The Definite Integral
∫a^b^ f(x) dx is the signed area under f between a and b. The fundamental theorem of calculus connects differentiation and integration: if F′ = f, then ∫a^b^ f(x) dx = F(b) − F(a).
Integrals in Probability
A continuous distribution has a PDF p(x) with ∫ p(x) dx = 1. Probabilities are areas:
P(a ≤ X ≤ b) = ∫a^b^ p(x) dx
The expected value is E[X] = ∫ x p(x) dx. The variance is Var(X) = ∫ (x − E[X])² p(x) dx. These define the key quantities of statistical reasoning.
Marginalisation
A joint distribution over two continuous variables satisfies ∫∫ p(x, y) dx dy = 1. To get the distribution of X alone, integrate out Y: p(x) = ∫ p(x, y) dy. This is central to Bayesian inference, where you often integrate over latent variables or model parameters. In n dimensions, the integral becomes an n-fold integral, and the cost of evaluating it exactly can be prohibitive — motivating the approximate methods below.
Intractable Integrals
Many important integrals in ML have no closed form — posterior distributions in Bayesian networks, partition functions in energy models, the ELBO in VAEs. Two families of approximation:
- Monte Carlo: approximate E[f(X)] = ∫ f(x) p(x) dx by drawing N samples from p and averaging: (1/N) Σᵢ f(xᵢ). By the law of large numbers, this converges to the true integral. The central limit theorem tells us the error shrinks as 1/√N, regardless of dimension — this dimension-independence is Monte Carlo's key advantage over deterministic methods (which suffer from the curse of dimensionality).
- Variational methods: replace the intractable distribution with a simpler one and optimise to minimise the gap.
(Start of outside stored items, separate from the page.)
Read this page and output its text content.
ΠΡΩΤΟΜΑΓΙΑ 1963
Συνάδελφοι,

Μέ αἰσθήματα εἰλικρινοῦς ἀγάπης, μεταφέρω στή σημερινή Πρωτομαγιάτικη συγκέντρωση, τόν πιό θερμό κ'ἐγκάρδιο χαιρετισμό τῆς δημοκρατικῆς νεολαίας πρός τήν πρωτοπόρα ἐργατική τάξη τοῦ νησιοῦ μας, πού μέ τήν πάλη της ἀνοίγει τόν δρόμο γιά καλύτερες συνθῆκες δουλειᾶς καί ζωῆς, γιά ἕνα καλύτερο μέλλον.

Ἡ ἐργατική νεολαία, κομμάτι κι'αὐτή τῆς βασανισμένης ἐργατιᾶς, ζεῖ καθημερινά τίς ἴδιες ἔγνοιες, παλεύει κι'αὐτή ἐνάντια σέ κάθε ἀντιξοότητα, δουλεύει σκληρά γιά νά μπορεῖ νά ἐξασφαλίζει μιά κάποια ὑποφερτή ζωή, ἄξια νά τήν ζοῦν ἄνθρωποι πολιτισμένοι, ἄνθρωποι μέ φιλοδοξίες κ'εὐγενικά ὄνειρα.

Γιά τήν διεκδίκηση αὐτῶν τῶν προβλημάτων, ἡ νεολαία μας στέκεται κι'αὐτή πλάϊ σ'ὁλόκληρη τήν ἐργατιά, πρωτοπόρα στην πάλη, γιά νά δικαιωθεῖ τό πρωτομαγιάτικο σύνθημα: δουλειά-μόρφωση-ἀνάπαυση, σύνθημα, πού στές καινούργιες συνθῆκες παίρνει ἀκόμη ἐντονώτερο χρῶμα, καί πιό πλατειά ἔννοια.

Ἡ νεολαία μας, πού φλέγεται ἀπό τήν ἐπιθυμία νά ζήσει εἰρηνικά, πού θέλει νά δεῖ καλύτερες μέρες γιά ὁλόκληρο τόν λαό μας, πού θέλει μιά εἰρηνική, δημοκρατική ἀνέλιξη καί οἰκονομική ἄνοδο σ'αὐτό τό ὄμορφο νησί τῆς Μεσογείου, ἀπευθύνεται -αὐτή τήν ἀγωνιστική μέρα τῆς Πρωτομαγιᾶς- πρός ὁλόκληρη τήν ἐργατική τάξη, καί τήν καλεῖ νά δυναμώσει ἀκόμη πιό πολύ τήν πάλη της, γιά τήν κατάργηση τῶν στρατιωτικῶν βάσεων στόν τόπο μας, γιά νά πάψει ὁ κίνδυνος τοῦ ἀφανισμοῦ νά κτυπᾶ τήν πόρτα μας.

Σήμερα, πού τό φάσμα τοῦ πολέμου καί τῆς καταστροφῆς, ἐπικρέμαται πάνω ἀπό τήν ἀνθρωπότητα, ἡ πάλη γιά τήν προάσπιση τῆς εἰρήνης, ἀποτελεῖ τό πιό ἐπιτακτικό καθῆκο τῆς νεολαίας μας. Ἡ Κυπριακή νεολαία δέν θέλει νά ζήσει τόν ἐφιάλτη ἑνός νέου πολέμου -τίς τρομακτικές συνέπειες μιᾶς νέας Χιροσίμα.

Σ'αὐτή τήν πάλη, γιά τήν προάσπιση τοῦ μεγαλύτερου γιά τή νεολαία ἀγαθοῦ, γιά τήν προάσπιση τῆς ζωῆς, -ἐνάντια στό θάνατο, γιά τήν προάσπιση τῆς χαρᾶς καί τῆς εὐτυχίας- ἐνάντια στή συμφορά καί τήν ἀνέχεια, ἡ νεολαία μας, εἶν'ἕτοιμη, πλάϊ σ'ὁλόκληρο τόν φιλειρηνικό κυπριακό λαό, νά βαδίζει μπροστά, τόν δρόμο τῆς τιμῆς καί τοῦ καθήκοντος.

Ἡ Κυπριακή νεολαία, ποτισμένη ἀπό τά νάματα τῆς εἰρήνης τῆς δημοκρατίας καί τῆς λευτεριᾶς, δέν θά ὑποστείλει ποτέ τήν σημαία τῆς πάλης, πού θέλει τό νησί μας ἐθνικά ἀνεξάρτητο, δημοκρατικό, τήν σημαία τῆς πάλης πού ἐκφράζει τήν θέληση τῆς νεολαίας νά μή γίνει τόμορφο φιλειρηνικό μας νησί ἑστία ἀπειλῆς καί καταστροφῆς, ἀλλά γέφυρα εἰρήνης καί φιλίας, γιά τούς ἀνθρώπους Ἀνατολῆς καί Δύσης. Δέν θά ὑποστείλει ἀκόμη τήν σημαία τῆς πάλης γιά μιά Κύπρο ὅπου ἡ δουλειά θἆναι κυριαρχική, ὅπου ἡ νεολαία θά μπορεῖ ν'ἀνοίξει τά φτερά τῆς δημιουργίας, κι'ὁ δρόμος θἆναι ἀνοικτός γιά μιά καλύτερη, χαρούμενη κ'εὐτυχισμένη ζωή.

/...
Both are foundational to modern probabilistic ML.
Information-Theoretic Integrals
Entropy, KL divergence, and cross-entropy are all defined by integrals:
- Entropy: H(X) = −∫ p(x) ln p(x) dx
- KL divergence: D
KL(p ‖ q) = ∫ p(x) ln [p(x)/q(x)] dx - Cross-entropy: H(p, q) = −∫ p(x) ln q(x) dx
These quantities drive the loss functions of many generative models. Integration is not a side topic — it is part of the theoretical fabric of AI.